Texas Red, the multiple graded stakes-winning colt, will miss the remainder of his 3-year-old season with bruising to the cannon bone of his right foreleg, his connections announced Thursday.
Texas Red, who was under consideration for the Breeders’ Cup Classic, is scheduled to race again next year as a 4-year-old, according to Julie Clark, the assistant to trainer Keith Desormeaux.
Texas Red had not been back to the track to train in the 19 days since his fifth-place finish to Keen Ice in the Travers at Saratoga on Aug. 29. But it wasn’t until Thursday, when Dr. Larry Bramlage examined the colt, that the bruising was confirmed via nuclear scan.
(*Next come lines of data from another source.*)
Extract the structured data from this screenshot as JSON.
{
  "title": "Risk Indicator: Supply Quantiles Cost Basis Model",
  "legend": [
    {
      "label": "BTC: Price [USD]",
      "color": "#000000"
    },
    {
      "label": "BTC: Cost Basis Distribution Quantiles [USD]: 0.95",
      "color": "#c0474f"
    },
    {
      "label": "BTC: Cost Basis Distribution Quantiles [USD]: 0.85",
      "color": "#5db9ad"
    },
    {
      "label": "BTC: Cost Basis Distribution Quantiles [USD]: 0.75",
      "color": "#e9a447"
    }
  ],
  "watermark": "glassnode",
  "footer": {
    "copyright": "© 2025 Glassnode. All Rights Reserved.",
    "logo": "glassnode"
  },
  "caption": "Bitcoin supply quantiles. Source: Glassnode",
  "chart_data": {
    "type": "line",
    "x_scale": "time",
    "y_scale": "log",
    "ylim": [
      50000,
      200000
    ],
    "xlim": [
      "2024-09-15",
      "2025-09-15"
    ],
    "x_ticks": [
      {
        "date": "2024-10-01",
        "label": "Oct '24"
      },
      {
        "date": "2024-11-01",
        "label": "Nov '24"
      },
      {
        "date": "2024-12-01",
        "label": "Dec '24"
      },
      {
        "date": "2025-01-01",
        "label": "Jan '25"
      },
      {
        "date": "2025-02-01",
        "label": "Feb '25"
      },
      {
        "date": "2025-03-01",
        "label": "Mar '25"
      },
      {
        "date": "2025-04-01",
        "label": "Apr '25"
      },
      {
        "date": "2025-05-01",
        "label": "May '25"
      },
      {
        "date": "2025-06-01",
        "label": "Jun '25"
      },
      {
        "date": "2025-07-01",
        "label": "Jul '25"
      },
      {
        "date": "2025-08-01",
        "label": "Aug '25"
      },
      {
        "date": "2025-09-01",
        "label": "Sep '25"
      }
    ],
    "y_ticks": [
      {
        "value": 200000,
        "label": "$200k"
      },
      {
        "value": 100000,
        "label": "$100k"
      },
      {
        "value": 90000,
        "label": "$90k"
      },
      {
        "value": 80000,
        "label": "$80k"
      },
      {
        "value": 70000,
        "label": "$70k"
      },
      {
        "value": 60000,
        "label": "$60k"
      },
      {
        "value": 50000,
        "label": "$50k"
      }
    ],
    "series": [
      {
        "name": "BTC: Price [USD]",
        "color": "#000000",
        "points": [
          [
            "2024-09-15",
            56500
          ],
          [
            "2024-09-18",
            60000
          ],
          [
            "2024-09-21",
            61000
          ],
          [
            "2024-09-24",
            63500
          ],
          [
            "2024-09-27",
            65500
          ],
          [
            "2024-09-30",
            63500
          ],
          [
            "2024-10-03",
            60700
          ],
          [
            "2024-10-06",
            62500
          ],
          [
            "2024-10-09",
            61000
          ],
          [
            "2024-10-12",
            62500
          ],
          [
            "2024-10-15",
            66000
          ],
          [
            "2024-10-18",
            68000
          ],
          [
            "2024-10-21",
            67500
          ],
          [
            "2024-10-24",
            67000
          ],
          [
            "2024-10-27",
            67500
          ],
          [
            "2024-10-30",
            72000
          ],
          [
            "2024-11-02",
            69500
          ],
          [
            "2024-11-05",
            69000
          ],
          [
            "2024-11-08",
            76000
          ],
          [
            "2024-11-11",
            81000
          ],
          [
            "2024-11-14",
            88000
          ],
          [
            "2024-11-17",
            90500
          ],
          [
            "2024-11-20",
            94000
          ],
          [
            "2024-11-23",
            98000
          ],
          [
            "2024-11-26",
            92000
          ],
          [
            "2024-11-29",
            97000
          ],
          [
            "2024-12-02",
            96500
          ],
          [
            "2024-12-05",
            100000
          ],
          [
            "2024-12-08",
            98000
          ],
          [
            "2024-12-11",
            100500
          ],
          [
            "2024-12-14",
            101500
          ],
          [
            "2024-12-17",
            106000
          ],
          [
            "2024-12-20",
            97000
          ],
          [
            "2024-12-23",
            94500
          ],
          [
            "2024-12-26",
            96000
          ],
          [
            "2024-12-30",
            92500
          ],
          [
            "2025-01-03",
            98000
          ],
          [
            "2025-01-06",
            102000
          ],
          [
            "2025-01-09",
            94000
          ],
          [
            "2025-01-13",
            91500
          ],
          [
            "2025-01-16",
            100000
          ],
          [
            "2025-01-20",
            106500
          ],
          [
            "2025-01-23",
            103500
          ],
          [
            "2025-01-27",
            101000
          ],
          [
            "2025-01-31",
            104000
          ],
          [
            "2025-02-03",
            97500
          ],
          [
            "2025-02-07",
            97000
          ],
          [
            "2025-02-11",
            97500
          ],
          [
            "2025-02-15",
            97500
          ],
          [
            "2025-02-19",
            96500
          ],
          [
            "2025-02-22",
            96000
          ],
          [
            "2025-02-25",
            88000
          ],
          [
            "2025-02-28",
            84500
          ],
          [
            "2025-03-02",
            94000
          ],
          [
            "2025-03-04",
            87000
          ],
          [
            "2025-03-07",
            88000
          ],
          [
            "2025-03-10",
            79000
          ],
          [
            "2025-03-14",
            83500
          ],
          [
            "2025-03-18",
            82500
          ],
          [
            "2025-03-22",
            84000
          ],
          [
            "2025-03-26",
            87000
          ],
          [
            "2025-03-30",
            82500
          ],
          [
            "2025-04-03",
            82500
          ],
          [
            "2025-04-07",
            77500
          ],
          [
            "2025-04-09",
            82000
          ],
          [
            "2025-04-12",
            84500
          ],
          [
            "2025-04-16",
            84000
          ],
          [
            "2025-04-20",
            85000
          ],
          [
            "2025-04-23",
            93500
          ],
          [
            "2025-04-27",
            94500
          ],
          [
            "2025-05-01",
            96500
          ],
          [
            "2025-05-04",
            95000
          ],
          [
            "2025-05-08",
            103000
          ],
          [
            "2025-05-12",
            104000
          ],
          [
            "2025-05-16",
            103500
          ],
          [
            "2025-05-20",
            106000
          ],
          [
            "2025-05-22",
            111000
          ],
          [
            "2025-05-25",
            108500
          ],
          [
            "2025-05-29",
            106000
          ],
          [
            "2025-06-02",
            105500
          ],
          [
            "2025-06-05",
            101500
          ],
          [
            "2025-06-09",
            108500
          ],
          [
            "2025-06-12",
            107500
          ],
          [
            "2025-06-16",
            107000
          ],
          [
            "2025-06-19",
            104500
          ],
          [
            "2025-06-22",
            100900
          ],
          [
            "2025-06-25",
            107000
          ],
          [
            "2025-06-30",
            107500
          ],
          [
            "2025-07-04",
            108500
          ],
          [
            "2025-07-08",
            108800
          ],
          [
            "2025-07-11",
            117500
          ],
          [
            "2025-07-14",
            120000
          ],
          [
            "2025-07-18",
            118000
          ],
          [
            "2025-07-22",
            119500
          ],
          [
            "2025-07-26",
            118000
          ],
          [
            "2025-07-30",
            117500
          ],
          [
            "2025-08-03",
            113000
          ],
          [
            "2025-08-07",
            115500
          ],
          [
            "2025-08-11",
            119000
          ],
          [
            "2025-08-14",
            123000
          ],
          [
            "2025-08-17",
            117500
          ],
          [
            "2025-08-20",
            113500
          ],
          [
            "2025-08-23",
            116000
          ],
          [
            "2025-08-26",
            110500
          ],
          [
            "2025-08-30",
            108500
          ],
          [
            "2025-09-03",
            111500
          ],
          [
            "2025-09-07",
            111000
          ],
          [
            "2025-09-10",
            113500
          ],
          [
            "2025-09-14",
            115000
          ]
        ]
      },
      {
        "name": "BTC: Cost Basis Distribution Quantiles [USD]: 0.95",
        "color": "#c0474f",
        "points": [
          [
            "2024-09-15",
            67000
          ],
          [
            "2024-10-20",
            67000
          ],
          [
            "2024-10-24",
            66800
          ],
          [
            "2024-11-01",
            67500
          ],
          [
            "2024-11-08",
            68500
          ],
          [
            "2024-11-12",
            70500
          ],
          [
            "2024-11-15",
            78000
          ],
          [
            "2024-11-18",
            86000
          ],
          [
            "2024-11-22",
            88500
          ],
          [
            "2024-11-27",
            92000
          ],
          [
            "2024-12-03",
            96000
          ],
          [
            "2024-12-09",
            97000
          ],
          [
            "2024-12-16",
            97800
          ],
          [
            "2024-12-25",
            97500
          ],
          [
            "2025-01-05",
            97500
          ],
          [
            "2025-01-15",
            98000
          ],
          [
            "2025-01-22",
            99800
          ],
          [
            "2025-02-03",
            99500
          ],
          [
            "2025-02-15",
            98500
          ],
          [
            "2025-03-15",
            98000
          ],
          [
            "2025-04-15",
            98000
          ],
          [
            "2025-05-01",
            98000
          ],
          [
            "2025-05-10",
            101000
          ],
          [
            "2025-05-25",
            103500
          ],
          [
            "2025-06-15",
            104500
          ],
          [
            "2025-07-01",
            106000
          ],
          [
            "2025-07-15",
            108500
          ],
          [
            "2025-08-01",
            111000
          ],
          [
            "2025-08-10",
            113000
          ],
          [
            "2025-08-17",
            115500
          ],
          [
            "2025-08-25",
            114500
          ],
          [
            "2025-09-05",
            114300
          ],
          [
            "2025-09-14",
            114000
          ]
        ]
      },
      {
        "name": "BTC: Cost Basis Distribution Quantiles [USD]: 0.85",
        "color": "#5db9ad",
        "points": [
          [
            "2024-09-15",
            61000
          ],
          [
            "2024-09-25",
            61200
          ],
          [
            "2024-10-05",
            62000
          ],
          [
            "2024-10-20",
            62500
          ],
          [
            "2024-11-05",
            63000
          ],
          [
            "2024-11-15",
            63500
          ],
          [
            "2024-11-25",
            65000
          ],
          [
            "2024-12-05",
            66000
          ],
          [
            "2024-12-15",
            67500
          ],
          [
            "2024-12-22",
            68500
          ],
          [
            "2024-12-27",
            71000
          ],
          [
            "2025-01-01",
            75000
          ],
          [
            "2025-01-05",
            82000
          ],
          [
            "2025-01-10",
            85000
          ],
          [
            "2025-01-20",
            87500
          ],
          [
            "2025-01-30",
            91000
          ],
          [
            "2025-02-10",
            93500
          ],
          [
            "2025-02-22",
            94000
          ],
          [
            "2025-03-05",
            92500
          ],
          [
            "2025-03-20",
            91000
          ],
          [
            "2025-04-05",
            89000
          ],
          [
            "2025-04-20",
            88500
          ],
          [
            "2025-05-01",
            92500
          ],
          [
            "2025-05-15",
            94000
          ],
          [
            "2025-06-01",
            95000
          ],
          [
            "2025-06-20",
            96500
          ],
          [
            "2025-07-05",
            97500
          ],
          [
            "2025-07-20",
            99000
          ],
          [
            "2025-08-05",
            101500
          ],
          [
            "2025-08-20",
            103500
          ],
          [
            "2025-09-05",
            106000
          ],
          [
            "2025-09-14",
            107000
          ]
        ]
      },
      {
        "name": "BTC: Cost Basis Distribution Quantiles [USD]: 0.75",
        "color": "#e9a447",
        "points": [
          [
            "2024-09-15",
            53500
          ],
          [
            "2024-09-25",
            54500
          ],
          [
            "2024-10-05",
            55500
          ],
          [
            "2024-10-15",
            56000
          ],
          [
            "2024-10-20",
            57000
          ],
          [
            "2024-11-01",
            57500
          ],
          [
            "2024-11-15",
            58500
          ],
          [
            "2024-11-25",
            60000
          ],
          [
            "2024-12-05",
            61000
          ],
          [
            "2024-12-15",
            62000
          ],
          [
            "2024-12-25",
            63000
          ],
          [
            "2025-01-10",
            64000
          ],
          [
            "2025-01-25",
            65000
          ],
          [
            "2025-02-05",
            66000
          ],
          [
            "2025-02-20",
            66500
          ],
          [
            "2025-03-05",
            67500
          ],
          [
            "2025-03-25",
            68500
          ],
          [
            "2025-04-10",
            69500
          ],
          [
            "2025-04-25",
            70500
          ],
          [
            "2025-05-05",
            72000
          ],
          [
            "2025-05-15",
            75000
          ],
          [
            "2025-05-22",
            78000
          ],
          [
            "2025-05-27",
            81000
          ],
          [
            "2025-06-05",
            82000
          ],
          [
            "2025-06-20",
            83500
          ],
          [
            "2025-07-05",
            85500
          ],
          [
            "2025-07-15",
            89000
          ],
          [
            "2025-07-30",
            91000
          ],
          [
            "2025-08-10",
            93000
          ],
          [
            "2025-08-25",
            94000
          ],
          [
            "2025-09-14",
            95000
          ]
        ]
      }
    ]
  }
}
Clark said there appeared to be an issue with Texas Red coming out of the Travers, but “it was so slight we could not pinpoint what the problem was,” she said.
Clark said Bramlage recommended some time off, and in six weeks – right after the Breeders’ Cup – Texas Red will be X-rayed again to get an idea of when he could resume training.
Clark said Bramlage told Desormeaux he “couldn’t see any reason why [Texas Red] couldn’t come back better than ever.”
Texas Red is currently stabled at Churchill Downs with a handful of other Desormeaux-trained horses. When those horses move to Keeneland in a few weeks, Texas Red likely will relocate to a farm to convalesce.
Erich Brehm Jr., one of the owners of Texas Red, first announced on Twitter that Texas Red would be out for the remainder of the year.
Texas Red, who dominated the Breeders’ Cup Juvenile by 6 1/2 lengths at Santa Anita last November, missed this year’s Triple Crown series due to a foot abscess discovered after a second-place finish in the San Vicente Stakes in February. He returned in the Grade 3 Dwyer Stakes on July 4 at Belmont, where he finished second to Speightster.
Texas Red then beat Frosted in the Grade 2 Jim Dandy Stakes at Saratoga on Aug. 2 before finishing fifth, beaten 11 1/2 lengths, in the Travers.